なぜか『おねがい☆ティーチャー』をみていました。以下感想。
高校に通う男子、草薙桂は、ストレスによって昏睡状態に陥る謎の病、「停滞」によって3年間昏睡状態にあり、周囲の友人は親しく接してくれるものの、どこか壁を感じてもいた。そんなおり、街でUFO騒ぎがおこり、学校には新任の教師、風見みずほが赴任してくる。桂はみずほの正体が宇宙人であることを偶然知ってしまい、そのことを隠してみずほの身分を守るため、なんと結婚することに…。

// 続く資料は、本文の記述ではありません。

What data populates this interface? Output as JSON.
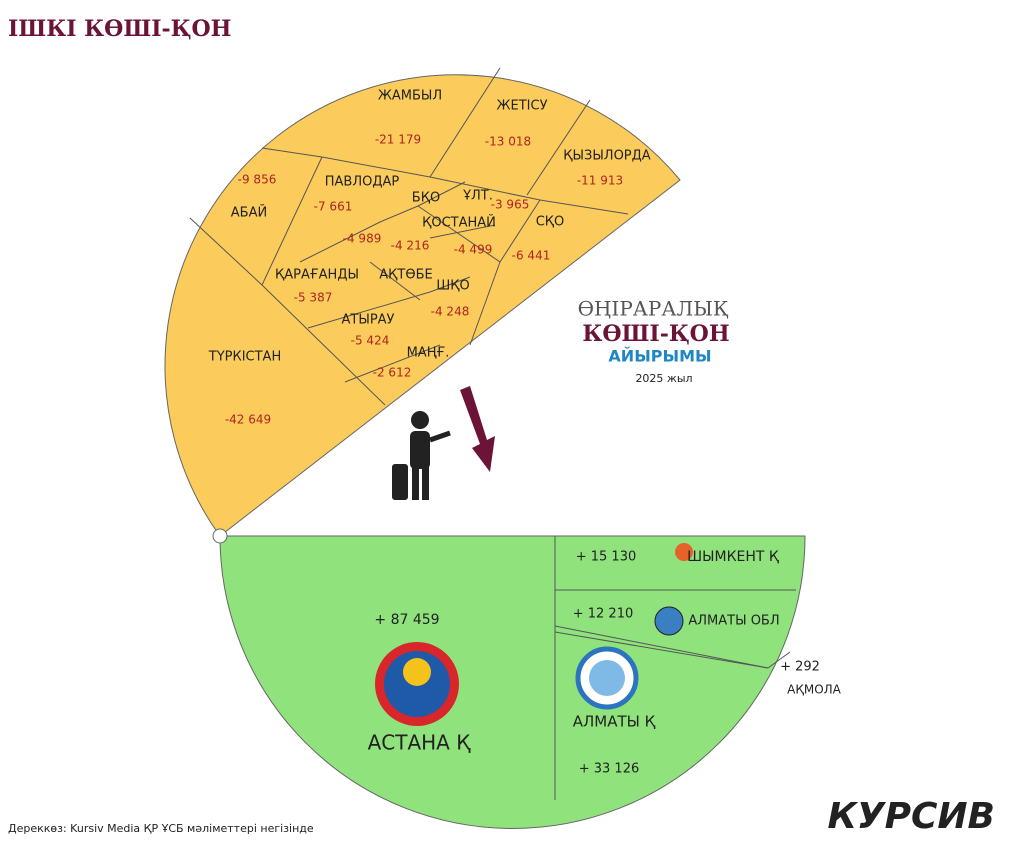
{
  "title": "ІШКІ КӨШІ-ҚОН",
  "legend": {
    "line1": "ӨҢІРАРАЛЫҚ",
    "line2": "КӨШІ-ҚОН",
    "line3": "АЙЫРЫМЫ",
    "year": "2025 жыл"
  },
  "outflow": [
    {
      "name": "ЖАМБЫЛ",
      "value": "-21 179"
    },
    {
      "name": "ЖЕТІСУ",
      "value": "-13 018"
    },
    {
      "name": "ҚЫЗЫЛОРДА",
      "value": "-11 913"
    },
    {
      "name": "АБАЙ",
      "value": "-9 856"
    },
    {
      "name": "ПАВЛОДАР",
      "value": "-7 661"
    },
    {
      "name": "ҰЛТ.",
      "value": "-3 965"
    },
    {
      "name": "СҚО",
      "value": "-6 441"
    },
    {
      "name": "БҚО",
      "value": "-4 989"
    },
    {
      "name": "ҚОСТАНАЙ",
      "value": "-4 499"
    },
    {
      "name": "АҚТӨБЕ",
      "value": "-4 216"
    },
    {
      "name": "ҚАРАҒАНДЫ",
      "value": "-5 387"
    },
    {
      "name": "ШҚО",
      "value": "-4 248"
    },
    {
      "name": "АТЫРАУ",
      "value": "-5 424"
    },
    {
      "name": "МАҢҒ.",
      "value": "-2 612"
    },
    {
      "name": "ТҮРКІСТАН",
      "value": "-42 649"
    }
  ],
  "inflow": [
    {
      "name": "АСТАНА Қ",
      "value": "+ 87 459"
    },
    {
      "name": "ШЫМКЕНТ Қ",
      "value": "+ 15 130"
    },
    {
      "name": "АЛМАТЫ ОБЛ",
      "value": "+ 12 210"
    },
    {
      "name": "АҚМОЛА",
      "value": "+ 292"
    },
    {
      "name": "АЛМАТЫ Қ",
      "value": "+ 33 126"
    }
  ],
  "source": "Дереккөз: Kursiv Media ҚР ҰСБ мәліметтері негізінде",
  "brand": "КУРСИВ"
}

2002年にWOWOWのノンスクランブル枠で放映されたオリジナルアニメ。監督は井出安軌、脚本は『スクライド』の黒田洋介。キャラクター原案は羽音たらく、キャラクターデザインは『アマガミSS』、『やがて君になる』の合田浩章。放映から20年以上を経てさすがに歴史を感じるルックになっているが、羽音と合田の仕事は現代にも通じる美少女感を演出している。ヒロインのみずほを演じるのは井上喜久子で、これも歴史を感じさせる。
惹かれあう教師と生徒を描いたラブコメディで、そこにSF要素として宇宙人設定と、「停滞」という病がインサートされる。これが、一見して倫理的に危険な恋愛関係についてエクスキューズとして機能していて、15歳のようにみえる草薙桂くんは実は18歳なので婚姻関係を結んでドラマを無理やり推進させることができるようになっている。

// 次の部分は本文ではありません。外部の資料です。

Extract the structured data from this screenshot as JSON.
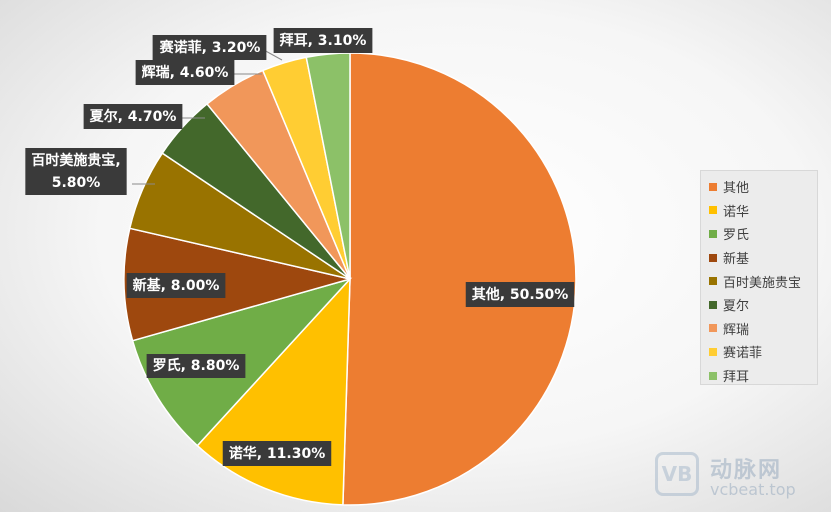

桂に惹かれているが恋敗れるいわゆる負けヒロインである縁川小石には川澄綾子、その友人の水澄楓には大原さやか、秘密を秘めたクールなクラス委員の森野苺には田村ゆかりと、脇を固めるキャストも豪華。男性教師役で杉田智和がクレジットされているが、それほど目立つ仕事ぶりではない。この教師が教え子に手を出し始めるので結構ビビるのだが…。

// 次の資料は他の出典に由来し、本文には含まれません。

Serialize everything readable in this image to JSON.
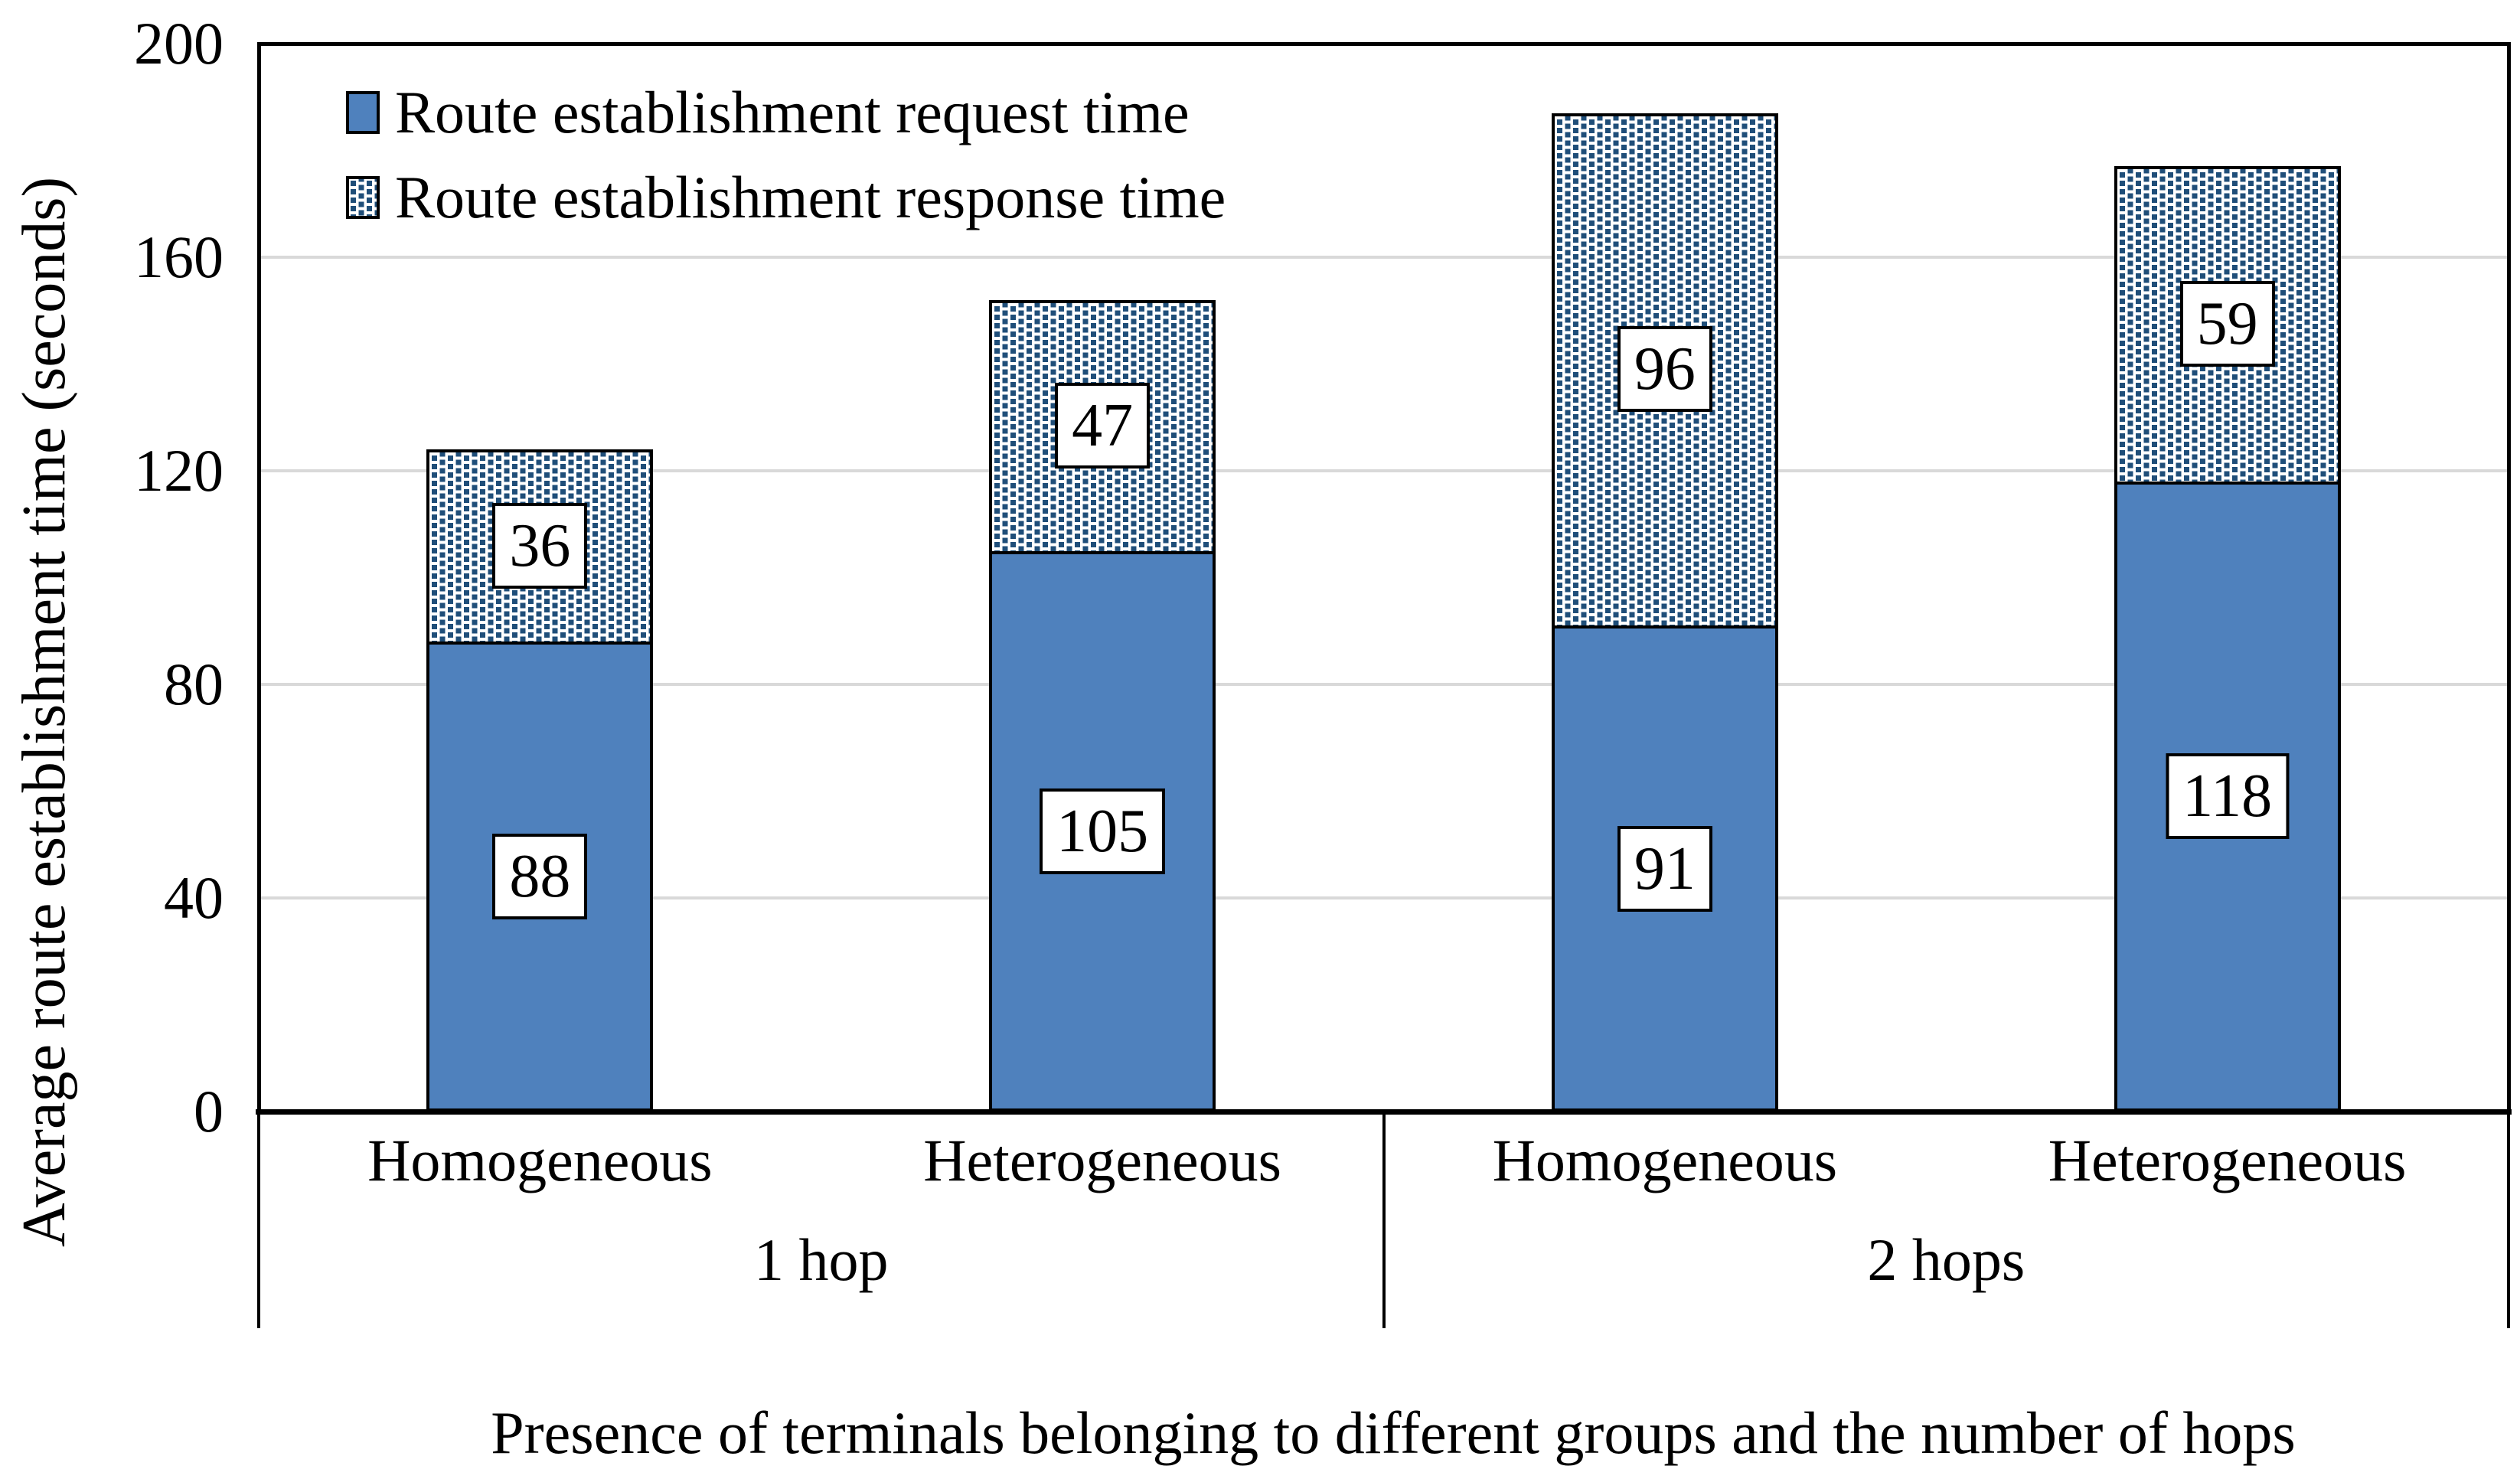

脚本の黒田洋介、キャラクター原案の羽音たらくは、のちに『おねがい』シリーズの流れを汲む『あの夏で待ってる』でふたたびタッグを組むが、同作は監督に長井龍雪、キャラクターデザインは田中将賀と、ポスト『あの日見た花の名前を僕達はまだ知らない。』が強い。この差分にゼロ年代初頭と2010年代の切断線をみることができる、気がする。